この時代(紀元前330-340年代)に「古い悲劇の競演」というものがはじまり、それまで顧みられることがなかった一時代前の悲劇の台本が、いわば「聖典」として神殿に納められるようになる。このときに選ばれたのが、今でも残っているアイスキュロス、ソフォクレス、エウリピデスという、いわゆる「三大悲劇作家」の作品である。この過程にアリストテレスがどこまで関わっていたかは定かではないが、少なくとも『詩学』に見られるテクスト中心主義は、紀元前4世紀半ば頃から起きたこの新たな流れのなかに位置している。

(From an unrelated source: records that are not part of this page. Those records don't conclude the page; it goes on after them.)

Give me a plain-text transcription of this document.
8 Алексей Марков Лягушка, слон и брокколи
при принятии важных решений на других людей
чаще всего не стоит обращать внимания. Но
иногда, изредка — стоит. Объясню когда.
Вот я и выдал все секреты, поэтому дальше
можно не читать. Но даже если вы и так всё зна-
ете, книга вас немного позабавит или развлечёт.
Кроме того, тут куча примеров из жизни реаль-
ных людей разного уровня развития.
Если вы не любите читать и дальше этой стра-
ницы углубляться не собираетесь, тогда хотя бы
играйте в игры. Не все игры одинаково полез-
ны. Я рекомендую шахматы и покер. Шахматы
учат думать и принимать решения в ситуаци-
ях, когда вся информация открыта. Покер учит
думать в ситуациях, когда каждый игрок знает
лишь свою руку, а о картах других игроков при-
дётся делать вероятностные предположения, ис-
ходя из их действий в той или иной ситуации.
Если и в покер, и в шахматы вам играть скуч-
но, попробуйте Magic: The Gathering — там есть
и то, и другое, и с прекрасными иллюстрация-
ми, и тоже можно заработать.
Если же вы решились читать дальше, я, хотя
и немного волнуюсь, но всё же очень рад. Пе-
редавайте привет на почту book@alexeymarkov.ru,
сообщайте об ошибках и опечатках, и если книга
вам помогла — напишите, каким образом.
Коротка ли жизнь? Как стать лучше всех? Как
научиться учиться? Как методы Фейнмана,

それまでの「悲劇の競演」で上演される作品はつねに一回限りの上演のための新作で、劇作家は演出家でもあり、上演全般の指揮を執っていた。この「競演」では劇作家兼演出家の技巧が競われることになる。ところが「古い悲劇の競演」では劇作家はもう死んでいるので、上演に立ち会うことはできないし、今更ソフォクレスやエウリピデスの作品に順位をつけても意味がない。「演出家」というものもこの時代にはまだいないので、結局ここで競われるのは、主に俳優やミュージシャンの技巧になる。そしてエウリピデスの時代以降、悲劇の音楽が極めて技巧的なものになっていき、紀元前4世紀の末には、アテナイにおいて、アマチュアの市民が悲劇を演ずる、という慣習が失われ、悲劇の上演は完全にプロ化することになる。つまり、テクストの固定によって、観客の興味が物語から俳優の技巧(とりわけ歌唱力)に移行していったのである。新作も書かれつづけるが、この時代以降に書かれた悲劇はわずかな断片しか残っていない。この意味で、ヘレニズム時代の演劇状況は今日の能・狂言・歌舞伎の状況と近いのかも知れない。

だが一方で、演劇の楽しみが単に技巧への興味のみになってしまえば、同時代の現実から切り離されたものになってしまう。作品をつねに現在起きていることとして、驚きとともに経験させる「ドラマ」という形式は、常に変容する現在に生きる近代人が必要とした形式でもあった。今後演劇という文化を発展させていくには、この「ドラマ」という形式を選択肢の一つとして取り込みつつ、それも含めて複眼的視点で見せることができるような仕組みをつくっていかなければいけないのではないか。

【追記】夢幻能の形式を取り入れて上演されたダニエル・ジャンヌトー演出『ガラスの動物園』は、この試みのいい例になっているかもしれない。